Business intelligence: The founder of Un armchair pour deux creates the comfort she missed as a child

As a child, Nancy Ricard subscribed to removals. And to poverty. From one apartment to another, the same discomfort, the same sad walls.

“I discovered comfort with friends, then I had this taste for being well and making people happy around me. I saw the importance of the cocoon, which makes the difference in interior harmony,” says the founder of Un armchair pour deux.

Her high-end furniture and accessories store and the decors she designs with her team of interior designers are classified as luxury. At first glance, this may seem frivolous. But in Nancy’s career, it carries meaning.

She dreams of being a missionary one day, and that seems contradictory to her current world. But it’s all connected, her godfather and godmother told her: both are about helping people feel good.

Drop out and persevere

At 12, Nancy was already working. She was soliciting appointments for representatives who sold Filter Queen vacuum cleaners. Her boss thought she was four years older. She dropped out of school, then rented her first apartment before her majority. At this stage, she became a bartender at Dagobert on Grande-Allée in Quebec. And she went back to school to finish high school, then continued with a course in interior design.

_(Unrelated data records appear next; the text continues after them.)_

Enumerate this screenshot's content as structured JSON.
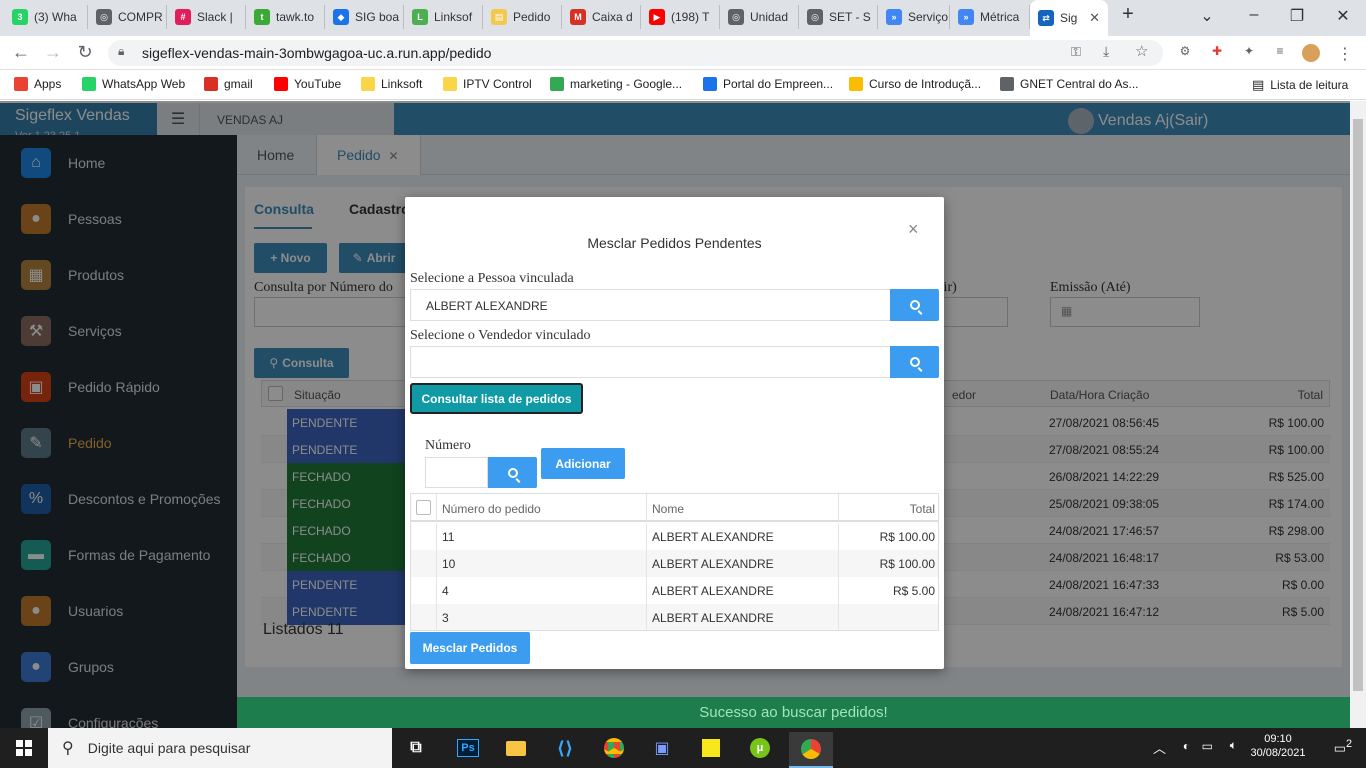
{
  "browser": {
    "tabs": [
      {
        "label": "(3) Wha",
        "color": "#25d366",
        "glyph": "3"
      },
      {
        "label": "COMPR",
        "color": "#5f6368",
        "glyph": "◎"
      },
      {
        "label": "Slack |",
        "color": "#e01e5a",
        "glyph": "#"
      },
      {
        "label": "tawk.to",
        "color": "#3aaa35",
        "glyph": "t"
      },
      {
        "label": "SIG boa",
        "color": "#1a73e8",
        "glyph": "◆"
      },
      {
        "label": "Linksof",
        "color": "#4caf50",
        "glyph": "L"
      },
      {
        "label": "Pedido",
        "color": "#f2c94c",
        "glyph": "▤"
      },
      {
        "label": "Caixa d",
        "color": "#d93025",
        "glyph": "M"
      },
      {
        "label": "(198) T",
        "color": "#ff0000",
        "glyph": "▶"
      },
      {
        "label": "Unidad",
        "color": "#5f6368",
        "glyph": "◎"
      },
      {
        "label": "SET - S",
        "color": "#5f6368",
        "glyph": "◎"
      },
      {
        "label": "Serviço",
        "color": "#4285f4",
        "glyph": "»"
      },
      {
        "label": "Métrica",
        "color": "#4285f4",
        "glyph": "»"
      },
      {
        "label": "Sig",
        "color": "#1565c0",
        "glyph": "⇄"
      }
    ],
    "url": "sigeflex-vendas-main-3ombwgagoa-uc.a.run.app/pedido",
    "bookmarks": [
      {
        "label": "Apps",
        "color": "#ea4335"
      },
      {
        "label": "WhatsApp Web",
        "color": "#25d366"
      },
      {
        "label": "gmail",
        "color": "#d93025"
      },
      {
        "label": "YouTube",
        "color": "#ff0000"
      },
      {
        "label": "Linksoft",
        "color": "#f9d547"
      },
      {
        "label": "IPTV Control",
        "color": "#f9d547"
      },
      {
        "label": "marketing - Google...",
        "color": "#34a853"
      },
      {
        "label": "Portal do Empreen...",
        "color": "#1a73e8"
      },
      {
        "label": "Curso de Introduçã...",
        "color": "#fbbc04"
      },
      {
        "label": "GNET Central do As...",
        "color": "#5f6368"
      }
    ],
    "reading_list": "Lista de leitura"
  },
  "app": {
    "brand": "Sigeflex Vendas",
    "version": "Ver 1.23.25.1",
    "company": "VENDAS AJ",
    "user": "Vendas Aj(Sair)",
    "sidebar": [
      {
        "label": "Home",
        "color": "#1e88e5",
        "glyph": "⌂"
      },
      {
        "label": "Pessoas",
        "color": "#c17c2c",
        "glyph": "●"
      },
      {
        "label": "Produtos",
        "color": "#b5833d",
        "glyph": "▦"
      },
      {
        "label": "Serviços",
        "color": "#8d6e63",
        "glyph": "⚒"
      },
      {
        "label": "Pedido Rápido",
        "color": "#d84315",
        "glyph": "▣"
      },
      {
        "label": "Pedido",
        "color": "#607d8b",
        "glyph": "✎"
      },
      {
        "label": "Descontos e Promoções",
        "color": "#1e5fa8",
        "glyph": "%"
      },
      {
        "label": "Formas de Pagamento",
        "color": "#26a69a",
        "glyph": "▬"
      },
      {
        "label": "Usuarios",
        "color": "#c17c2c",
        "glyph": "●"
      },
      {
        "label": "Grupos",
        "color": "#3d7bd8",
        "glyph": "●"
      },
      {
        "label": "Configurações",
        "color": "#90a4ae",
        "glyph": "☑"
      }
    ],
    "page_tabs": {
      "home": "Home",
      "pedido": "Pedido",
      "close": "✕"
    },
    "subtabs": {
      "consulta": "Consulta",
      "cadastro": "Cadastro"
    },
    "buttons": {
      "novo": "+ Novo",
      "abrir": "Abrir",
      "consulta": "Consulta"
    },
    "labels": {
      "consulta_numero": "Consulta por Número do",
      "emissao_partir": "rtir)",
      "emissao_ate": "Emissão (Até)"
    },
    "table": {
      "headers": {
        "situacao": "Situação",
        "vendedor": "edor",
        "data": "Data/Hora Criação",
        "total": "Total"
      },
      "rows": [
        {
          "situacao": "PENDENTE",
          "data": "27/08/2021 08:56:45",
          "total": "R$ 100.00"
        },
        {
          "situacao": "PENDENTE",
          "data": "27/08/2021 08:55:24",
          "total": "R$ 100.00"
        },
        {
          "situacao": "FECHADO",
          "data": "26/08/2021 14:22:29",
          "total": "R$ 525.00"
        },
        {
          "situacao": "FECHADO",
          "data": "25/08/2021 09:38:05",
          "total": "R$ 174.00"
        },
        {
          "situacao": "FECHADO",
          "data": "24/08/2021 17:46:57",
          "total": "R$ 298.00"
        },
        {
          "situacao": "FECHADO",
          "data": "24/08/2021 16:48:17",
          "total": "R$ 53.00"
        },
        {
          "situacao": "PENDENTE",
          "data": "24/08/2021 16:47:33",
          "total": "R$ 0.00"
        },
        {
          "situacao": "PENDENTE",
          "data": "24/08/2021 16:47:12",
          "total": "R$ 5.00"
        }
      ]
    },
    "listados": "Listados 11",
    "toast": "Sucesso ao buscar pedidos!"
  },
  "modal": {
    "title": "Mesclar Pedidos Pendentes",
    "close": "×",
    "pessoa_label": "Selecione a Pessoa vinculada",
    "pessoa_value": "ALBERT ALEXANDRE",
    "vendedor_label": "Selecione o Vendedor vinculado",
    "vendedor_value": "",
    "consultar_button": "Consultar lista de pedidos",
    "numero_label": "Número",
    "adicionar_button": "Adicionar",
    "table": {
      "headers": {
        "numero": "Número do pedido",
        "nome": "Nome",
        "total": "Total"
      },
      "rows": [
        {
          "numero": "11",
          "nome": "ALBERT ALEXANDRE",
          "total": "R$ 100.00"
        },
        {
          "numero": "10",
          "nome": "ALBERT ALEXANDRE",
          "total": "R$ 100.00"
        },
        {
          "numero": "4",
          "nome": "ALBERT ALEXANDRE",
          "total": "R$ 5.00"
        },
        {
          "numero": "3",
          "nome": "ALBERT ALEXANDRE",
          "total": ""
        }
      ]
    },
    "mesclar_button": "Mesclar Pedidos"
  },
  "taskbar": {
    "search_placeholder": "Digite aqui para pesquisar",
    "time": "09:10",
    "date": "30/08/2021",
    "notifications": "2"
  }
}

After working on the fitting out of kitchens, she continued in a furniture store, where the boss was often absent. It was Nancy who managed everything, even oversights related to absences. An experience that allowed her to learn and understand that she had all the skills to open her own store.

An armchair for two opened in the spring of 1999 in the Old Port area of ​​Quebec and gradually built a reputation. A few years later, the 950 square foot premises became too small.

In 2016, Nancy Ricard took the risk of opening a store ten times larger on boulevard Laurier.

Bad luck, the sale of her building in the Old Port failed and the entrepreneur had to support two places for a few years.

“I could have gone bankrupt. But I went to the bank. I told them we were in this together, but only one person could save the day: me. I negotiated a payment term. I paid my debts and today I can breathe”, she says.


Nancy Ricard savors the pleasure of evolving in the company with her daughter Charlie Gaudreau

Photo Stevens LeBlanc

Nancy Ricard savors the pleasure of evolving in the company with her daughter Charlie Gaudreau

Nancy is today co-owner of her company with her daughter Charlie, also a designer.

Together, they dream of doing more commercial projects in which creativity can have a blast, even with tighter budgets.

They also want more projects outside their city, as distance no longer matters.

Visiting the places to be created once is all it takes…

“I feel people, and it seems like I understand what they need. It never happened to me to be really wrong. Sometimes, we modify a project for the cost, but, basically, they like it.”

A LOT OF

  • Entrepreneurship is…? “Believe in a project in line with our mission and our values, then go all out and surround yourself with the right team.”
  • Who inspires you? “Josée Fiset, co-founder of Première Moisson. For its serenity, its simplicity and its great elegance. She has something very strong and delicate at the same time.
  • If you could change one thing, what would it be? “Let people be kinder to each other.”